The purpose was speed and correctness over conciseness and elegance. This choice stems from the pmf
algorithm’s
runtime and space requirements: \(O\left( { n }^{ 2 } \right)\) and \(O\left( n \right)\), respectively.
The memory that is allocated contains the PMF are the end of the algorithm. Thus, no auxiliary space is necessary and the algorithm is optimally space efficient.
Another comment. The runtime for computing the full PMF is
indeed \(O\left( { n }^{ 2 } \right)\), but if we just want to know the probabilities for the first \(k\) successes,
the runtime is more like \(O\left( k n \right)\). This is nice since the code was written to short circuit if the
caller only requests the first \(k\) probabilities. The code can also short circuit for using it as an
inverse distribution function
by specifying maxCumPr
. The length - 1
of the resulting array is the IDF value.
Tests
On my 2010 MacBook Pro, I can run val p = PoissonBinomial.pmf(Seq.fill(1000)(0.5))
in about 0.5 seconds and
it’s accurate according to Wolfram Alpha. p(500)

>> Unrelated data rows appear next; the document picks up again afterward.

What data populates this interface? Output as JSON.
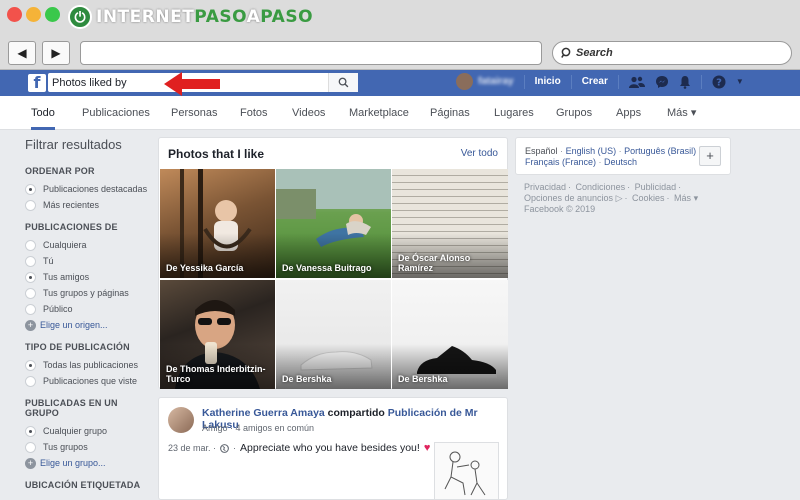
{
  "browser": {
    "logo_text_1": "INTERNET",
    "logo_text_2": "PASO",
    "logo_text_3": "A",
    "logo_text_4": "PASO",
    "back_icon": "back-arrow-icon",
    "forward_icon": "forward-arrow-icon",
    "url_value": "",
    "search_label": "Search"
  },
  "fb": {
    "logo_letter": "f",
    "search_value": "Photos liked by",
    "user_name": "fatairay",
    "nav": [
      "Inicio",
      "Crear"
    ]
  },
  "tabs": [
    "Todo",
    "Publicaciones",
    "Personas",
    "Fotos",
    "Videos",
    "Marketplace",
    "Páginas",
    "Lugares",
    "Grupos",
    "Apps",
    "Más ▾"
  ],
  "sidebar": {
    "title": "Filtrar resultados",
    "groups": [
      {
        "heading": "ORDENAR POR",
        "options": [
          "Publicaciones destacadas",
          "Más recientes"
        ],
        "selected": 0,
        "link": ""
      },
      {
        "heading": "PUBLICACIONES DE",
        "options": [
          "Cualquiera",
          "Tú",
          "Tus amigos",
          "Tus grupos y páginas",
          "Público"
        ],
        "selected": 2,
        "link": "Elige un origen..."
      },
      {
        "heading": "TIPO DE PUBLICACIÓN",
        "options": [
          "Todas las publicaciones",
          "Publicaciones que viste"
        ],
        "selected": 0,
        "link": ""
      },
      {
        "heading": "PUBLICADAS EN UN GRUPO",
        "options": [
          "Cualquier grupo",
          "Tus grupos"
        ],
        "selected": 0,
        "link": "Elige un grupo..."
      },
      {
        "heading": "UBICACIÓN ETIQUETADA",
        "options": [],
        "selected": -1,
        "link": ""
      }
    ]
  },
  "photos": {
    "title": "Photos that I like",
    "see_all": "Ver todo",
    "tiles": [
      {
        "caption": "De Yessika García"
      },
      {
        "caption": "De Vanessa Buitrago"
      },
      {
        "caption": "De Óscar Alonso Ramírez"
      },
      {
        "caption": "De Thomas Inderbitzin-Turco"
      },
      {
        "caption": "De Bershka"
      },
      {
        "caption": "De Bershka"
      }
    ]
  },
  "post": {
    "author": "Katherine Guerra Amaya",
    "verb": "compartido",
    "target": "Publicación de Mr Lakusu",
    "relation": "Amigo · 4 amigos en común",
    "date": "23 de mar. ·",
    "text": "Appreciate who you have besides you!"
  },
  "right": {
    "languages": [
      "Español",
      "English (US)",
      "Português (Brasil)",
      "Français (France)",
      "Deutsch"
    ],
    "footer_links": [
      "Privacidad",
      "Condiciones",
      "Publicidad",
      "Opciones de anuncios",
      "Cookies",
      "Más"
    ],
    "copyright": "Facebook © 2019"
  }
}
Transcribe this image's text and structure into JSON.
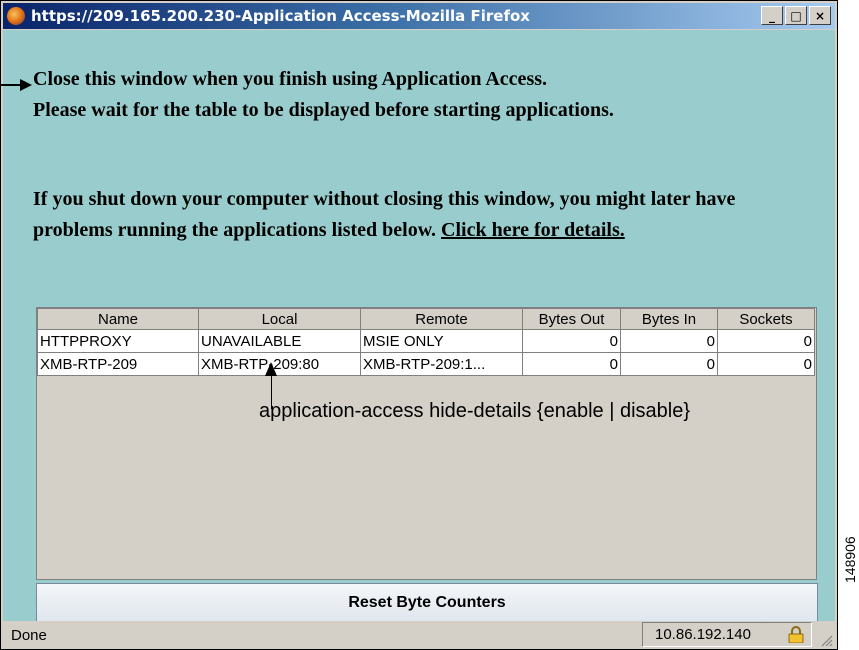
{
  "window": {
    "title": "https://209.165.200.230-Application Access-Mozilla Firefox",
    "controls": {
      "minimize": "_",
      "maximize": "□",
      "close": "×"
    }
  },
  "messages": {
    "line1": "Close this window when you finish using Application Access.",
    "line2": "Please wait for the table to be displayed before starting applications.",
    "warning_text": "If you shut down your computer without closing this window, you might later have problems running the applications listed below.",
    "details_link": "Click here for details."
  },
  "table": {
    "headers": [
      "Name",
      "Local",
      "Remote",
      "Bytes Out",
      "Bytes In",
      "Sockets"
    ],
    "rows": [
      [
        "HTTPPROXY",
        "UNAVAILABLE",
        "MSIE ONLY",
        "0",
        "0",
        "0"
      ],
      [
        "XMB-RTP-209",
        "XMB-RTP-209:80",
        "XMB-RTP-209:1...",
        "0",
        "0",
        "0"
      ]
    ]
  },
  "annotation": "application-access hide-details {enable | disable}",
  "reset_button": {
    "label": "Reset Byte Counters"
  },
  "status": {
    "left": "Done",
    "ip": "10.86.192.140"
  },
  "figure_id": "148906",
  "colors": {
    "content_background": "#99cccc",
    "titlebar_start": "#0a246a",
    "titlebar_end": "#a6caf0"
  },
  "icons": [
    "firefox-icon",
    "lock-icon",
    "resize-grip-icon",
    "arrow-left",
    "arrow-up"
  ]
}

is 0.02522501817836080190684168876210234 and Wolfram Alpha
says it’s 0.025225. p(1000)
is
9.332636185032188789900895447238125E-302 and Wolfram Alpha says it’s
9.33264×10^-302.
What’s more important is that the algorithm based on BigDecimal
can handle large probabilities whereas
an implementation based on 64-bit IEEE 754 floats will eventually
numerically overflow given a large enough set of probabilities. Avoiding this obviously comes at a cost. The cost is
unfortunately both in terms of speed and memory. Because large probabilities make the normalizing constant small
when there are a lot of probabilities in the computation, the BigDecimal
values need to add a lot of precision and
this is where the speed slowdowns and increased memory usage come in. So the runtime actually depends somewhat on
the probability value inputs. This is OK because when the number of probabilities is small (< 1000), the runtime is
reasonable (on the order of a few seconds). But when opting for an exact algorithm over an approximation, correctness
should always trump speed. If this is not acceptable, thanks to the
Central limit theorem,
one can always use a (refined) normal approximation
(see Poisson Binomial Distribution).
License
The above code is released under the MIT License, Copyright (c) 2016 Ryan Deak.
References
- Chen, Sean X., and Jun S. Liu. “Statistical applications of the Poisson-binomial and conditional Bernoulli distributions.” Statistica Sinica 7.4 (1997): 875-892.